Kegiatan produksi herbal di SMK-YPF pada dasarnya adalah bagian dari proses pembelajaran siswa dalam mengenali keanekaan sumber daya hayati yang ada di Indonesia, khususnya tanaman yang bermanfaat untuk kesehatan, jadi tidak atau belum diarahkan untuk tujuan komersial.

Indonesia memiliki 30.000 jenis tanaman dari total 40.000 jenis tanaman yang ada di dunia, dan 940 jenis diantaranya merupakan tanaman yang bisa dimanfaatkan untuk obat-obatan tradisional dalam kehidupan sehari-hari.

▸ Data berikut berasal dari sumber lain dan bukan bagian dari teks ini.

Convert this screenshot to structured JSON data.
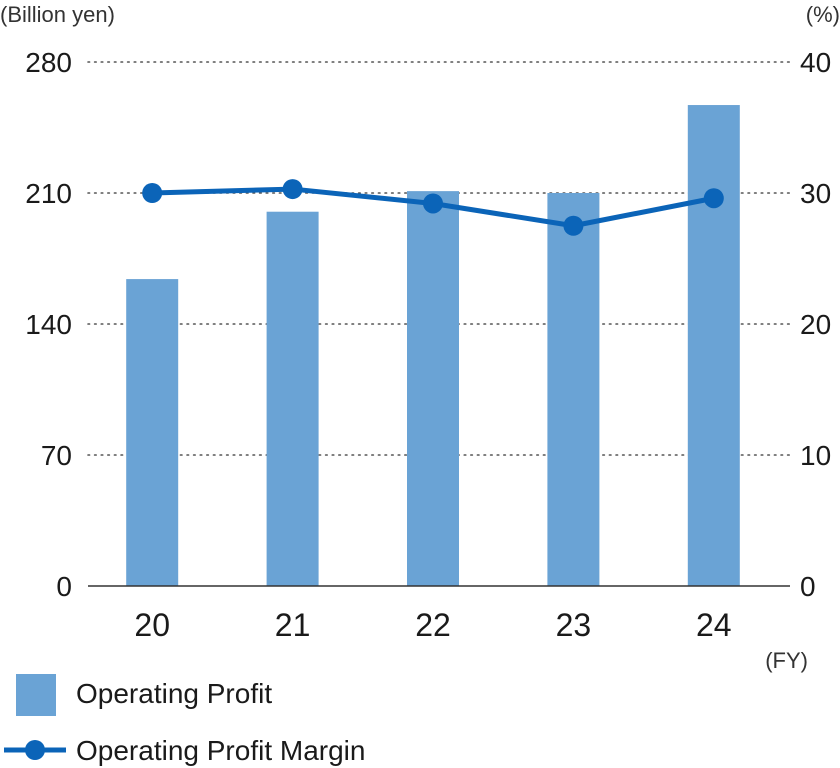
{
  "chart_data": {
    "type": "bar",
    "categories": [
      "20",
      "21",
      "22",
      "23",
      "24"
    ],
    "x_unit": "(FY)",
    "left_axis": {
      "unit": "(Billion yen)",
      "ylim": [
        0,
        280
      ],
      "ticks": [
        "0",
        "70",
        "140",
        "210",
        "280"
      ]
    },
    "right_axis": {
      "unit": "(%)",
      "ylim": [
        0,
        40
      ],
      "ticks": [
        "0",
        "10",
        "20",
        "30",
        "40"
      ]
    },
    "grid": "dotted horizontal",
    "legend_placement": "bottom-left",
    "series": [
      {
        "name": "Operating Profit",
        "type": "bar",
        "axis": "left",
        "color": "#6aa3d5",
        "values": [
          164,
          200,
          211,
          210,
          257
        ]
      },
      {
        "name": "Operating Profit Margin",
        "type": "line",
        "axis": "right",
        "color": "#0b64b8",
        "values": [
          30.0,
          30.3,
          29.2,
          27.5,
          29.6
        ]
      }
    ]
  }
}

Menurut beberapa literatur, hasil  penelitian membuktikan bahwa obat (ramuan) tradisional yang di ramu dari tanaman obat lebih mudah dicerna oleh tubuh dan tidak terlalu menyebabkan efek samping. Obat herbal dapat membantu menyembuhkan penyakit dengan efek samping yang minim karena dibuat dari bahan-bahan alami. Sudah banyak negara maju yang mulai memproduksi obat-obatan dari tanaman herbal.

Penggunaan tanaman sebagai pengobatan herbal sudah dipraktekkan sejak jaman Mesir kuno sekitar 2500 tahun Sebelum Masehi.

Di Indonesia, catatan sejarah menunjukkan bahwa di wilayah nusantara dari abad ke 5 sampai dengan abab ke 19, tanaman obat merupakan sarana paling utama bagi masyarakat tradisional kita untuk pengobatan penyakit dan pemeliharan kesehatan.

Beberapa dekade terakhir ini terdapat kecenderungan secara global untuk kembali ke alam ” back to nature “. Bidang pengobatan herbal ini sangat kuat di negara-negara maju dan berpengaruh besar di negara-negara berkembang seperti Indonesia. Lembaga-lembaga pendidikan dan pelatihan herbalpun kini telah banyak diminati masyarakat. Dan masyarakat Indonesia pun kini sudah banyak yang menggunakan obat herbal.

Obat herbal merupakan obat yang berasal dari tumbuhan yang diproses sedemikian rupa sehingga menjadi serbuk, pil atau cairan yang dalam prosesnya tidak menggunakan zat kimia.